Viscoelastic properties of in situ composite based on ethylene acrylic elastomer (AEM) and liquid crystalline polymer (LCP) blend

• Published in: Composites science and technology Vol. 67; no. 6; pp. 1202 - 1209
• Main Authors: Shiva Kumar, E., Das, C.K., Banik, K., Mennig, G.
• Format: Journal Article
• Language: English
• Published: Oxford Elsevier Ltd 01.05.2007; Elsevier
• Subjects: Activation energy; Applied sciences; Composites; Exact sciences and technology; Forms of application and semi-finished materials; Liquid crystalline polymer; Master curve; Polymer industry, paints, wood; Technology of polymers; Time–temperature superposition; Viscoelastic properties; Liquid crystalline polymer; Time–temperature superposition; Master curve; Viscoelastic properties; Activation energy; Viscoelasticity; Acrylic acid copolymer; Polymer blends; Olefin copolymer; Methyl acrylate copolymer; Acrylic elastomer; Thermotropic state; Benzoate(hydroxy) copolymer; Time-temperature superposition; Experimental study; Ester copolymer; Dynamic mechanical properties; Molecular mobility; Liquid crystal polymers; In situ composite; Ethylene copolymer; Temperature time superposition
• ISSN: 0266-3538; 1879-1050
• DOI: 10.1016/j.compscitech.2006.05.004

Viscoelastic properties of in situ ethylene acrylic elastomer composites containing 10 and 20 wt.% of liquid crystalline polymer (LCP) were measured in dynamic mechanical experiments. The results show the significant improvement in the storage modulus of the composites with increasing LCP content. All the composites exhibits a single relaxation, which is glass to rubber transition, observed as a peak in the loss modulus at 1 Hz.
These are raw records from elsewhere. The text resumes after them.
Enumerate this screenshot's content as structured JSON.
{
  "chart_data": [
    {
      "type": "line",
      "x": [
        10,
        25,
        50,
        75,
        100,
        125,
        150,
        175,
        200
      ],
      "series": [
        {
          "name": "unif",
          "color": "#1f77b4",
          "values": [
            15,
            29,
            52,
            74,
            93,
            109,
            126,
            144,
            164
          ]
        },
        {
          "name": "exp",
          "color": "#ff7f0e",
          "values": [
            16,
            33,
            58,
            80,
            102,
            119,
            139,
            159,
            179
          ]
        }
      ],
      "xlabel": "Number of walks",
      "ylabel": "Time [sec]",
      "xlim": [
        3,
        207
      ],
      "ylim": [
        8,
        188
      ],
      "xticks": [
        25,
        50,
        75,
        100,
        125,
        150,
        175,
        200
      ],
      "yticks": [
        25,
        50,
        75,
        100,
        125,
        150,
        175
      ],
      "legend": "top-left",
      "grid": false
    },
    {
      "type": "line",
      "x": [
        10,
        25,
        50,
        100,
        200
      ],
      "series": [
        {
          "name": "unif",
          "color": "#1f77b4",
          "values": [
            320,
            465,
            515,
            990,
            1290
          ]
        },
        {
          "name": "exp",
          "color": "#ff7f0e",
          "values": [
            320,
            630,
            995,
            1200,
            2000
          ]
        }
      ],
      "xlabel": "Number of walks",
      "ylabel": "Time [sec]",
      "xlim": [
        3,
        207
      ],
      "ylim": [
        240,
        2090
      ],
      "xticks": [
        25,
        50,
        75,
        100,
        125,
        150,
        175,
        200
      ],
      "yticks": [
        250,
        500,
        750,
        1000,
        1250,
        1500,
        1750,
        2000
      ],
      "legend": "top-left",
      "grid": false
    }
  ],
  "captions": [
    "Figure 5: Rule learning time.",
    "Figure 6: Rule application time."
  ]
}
The time–temperature superposition principle was applied for the pure ethylene acrylic elastomer (AEM) and its composites, in order to evaluate the changes in the viscoelastic properties of AEM by the addition of LCP. Temperature dependence of the shift factors were described using both the Arrhenius and William–Landel–Ferry (WLF) model at the glass transition region. The activation energies of the shift factors are increases with increasing temperature due to complexicity in the motions of the polymer chains, which is further confirmed by the large activation entropies. The principle of time–temperature superposition is used to study changes in the relaxation spectra of in situ AEM system. It is suggested that the change in the viscoelastic behavior, in the case of LCP reinforced AEM, is due to altered molecular mobility of the polymer chain segments in the vicinity of the LCP phase.